Керн подошел к окну и открыл его. Он склонился наружу. Он повернулся. — Он никогда не делал последний шаг, шаг, который должен был его освободить. Я думаю, я чувствую это в каждой фразе его речей, его статей и книг, он берег для себя последний шаг на время, когда он должен решить все. Я думаю, это время пришло. Я думаю, он хочет сделать этот шаг. Для нас определяющим может быть только то, куда он ведет.
Я встал и встретил Керна в середине помещения. Керн сказал: — Я не мог бы вынести это, если бы из рассыпающегося, гнусного состояния этого времени еще раз выросло величие. Пусть он делает то, что болтуны называют политикой исполнения. Какое до этого дело нам, которые борются за более высокие вещи. Мы боремся не для того, чтобы народ стал счастливым. Мы боремся, чтобы заставить его следовать линии своей судьбы. Но если этот человек еще раз подарит народу веру, если он еще раз поднимет его к воле, к форме, к воле и форме того времени, которое умерло на войне, которое мертво, трижды мертво, то я не вынес бы этого.

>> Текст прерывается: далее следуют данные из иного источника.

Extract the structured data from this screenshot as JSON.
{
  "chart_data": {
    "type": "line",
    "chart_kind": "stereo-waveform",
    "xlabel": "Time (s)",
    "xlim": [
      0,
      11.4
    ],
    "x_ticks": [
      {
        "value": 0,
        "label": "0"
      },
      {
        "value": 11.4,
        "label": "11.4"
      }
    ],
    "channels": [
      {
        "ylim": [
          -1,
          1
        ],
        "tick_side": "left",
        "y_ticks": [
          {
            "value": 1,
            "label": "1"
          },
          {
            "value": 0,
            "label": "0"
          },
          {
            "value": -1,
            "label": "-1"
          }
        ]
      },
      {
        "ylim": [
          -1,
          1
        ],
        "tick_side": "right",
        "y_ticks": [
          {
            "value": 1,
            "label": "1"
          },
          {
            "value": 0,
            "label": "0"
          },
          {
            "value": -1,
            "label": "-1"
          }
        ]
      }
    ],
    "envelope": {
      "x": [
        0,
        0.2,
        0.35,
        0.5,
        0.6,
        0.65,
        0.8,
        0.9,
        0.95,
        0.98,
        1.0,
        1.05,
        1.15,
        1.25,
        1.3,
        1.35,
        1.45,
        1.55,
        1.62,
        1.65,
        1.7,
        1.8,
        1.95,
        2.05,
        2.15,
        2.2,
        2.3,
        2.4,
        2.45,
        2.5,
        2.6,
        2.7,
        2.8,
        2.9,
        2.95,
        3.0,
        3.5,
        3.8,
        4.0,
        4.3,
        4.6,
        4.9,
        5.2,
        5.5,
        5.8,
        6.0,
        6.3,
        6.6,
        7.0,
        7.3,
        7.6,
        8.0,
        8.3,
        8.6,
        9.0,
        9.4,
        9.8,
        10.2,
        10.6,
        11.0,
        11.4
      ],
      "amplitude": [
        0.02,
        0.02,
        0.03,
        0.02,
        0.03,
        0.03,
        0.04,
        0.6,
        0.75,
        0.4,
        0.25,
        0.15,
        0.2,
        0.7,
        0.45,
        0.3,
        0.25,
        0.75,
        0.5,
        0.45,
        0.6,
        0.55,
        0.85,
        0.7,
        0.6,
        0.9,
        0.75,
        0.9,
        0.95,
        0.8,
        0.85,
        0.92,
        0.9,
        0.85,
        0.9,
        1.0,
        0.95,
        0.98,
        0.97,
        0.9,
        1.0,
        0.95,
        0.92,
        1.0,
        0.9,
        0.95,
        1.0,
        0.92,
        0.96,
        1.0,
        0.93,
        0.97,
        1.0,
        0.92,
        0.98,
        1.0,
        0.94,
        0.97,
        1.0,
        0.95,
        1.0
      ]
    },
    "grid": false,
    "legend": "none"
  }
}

— Тогда противник узнан, — сказал я, — вопрос, как атаковать его в самом внутреннем его ядре?
Я спросил Керна: — Как ты как императорский офицер смог перенести девятое ноября 1918 года?
Керн ответил: — Я не пережил его. Я, как приказывала мне честь, пустил себе пулю в лоб 9 ноября 1918 г. Я мертв, то, что живет во мне, это — не я. Я не знаю больше своего «Я» с этого дня. Я не хочу быть хуже, чем те два миллиона погибших. Я умер за нацию, и все, что во мне живо, живет только ради нации. Как иначе мог бы я вынести все, что происходит? Я делаю то, что должен. Так как я мог умереть, я умираю каждый день. Потому что то, что я делаю, отдано одной единственной силе, и все, что я делаю, это излияние этой силы. Эта сила хочет уничтожения, и я уничтожаю. До сего времени она хотела только уничтожения. Тот, кто заключает союз с дьяволом, должен уметь сказать дьяволу «дядя». Я знаю, что буду уничтожен, погибну, если эта сила отпустит меня со своей службы. Мне не остается ничего другого, как делать то, что продиктовано мне моей полной волей. Мне не остается ничего другого, как открыто придерживаться прекрасной твердости моей судьбы.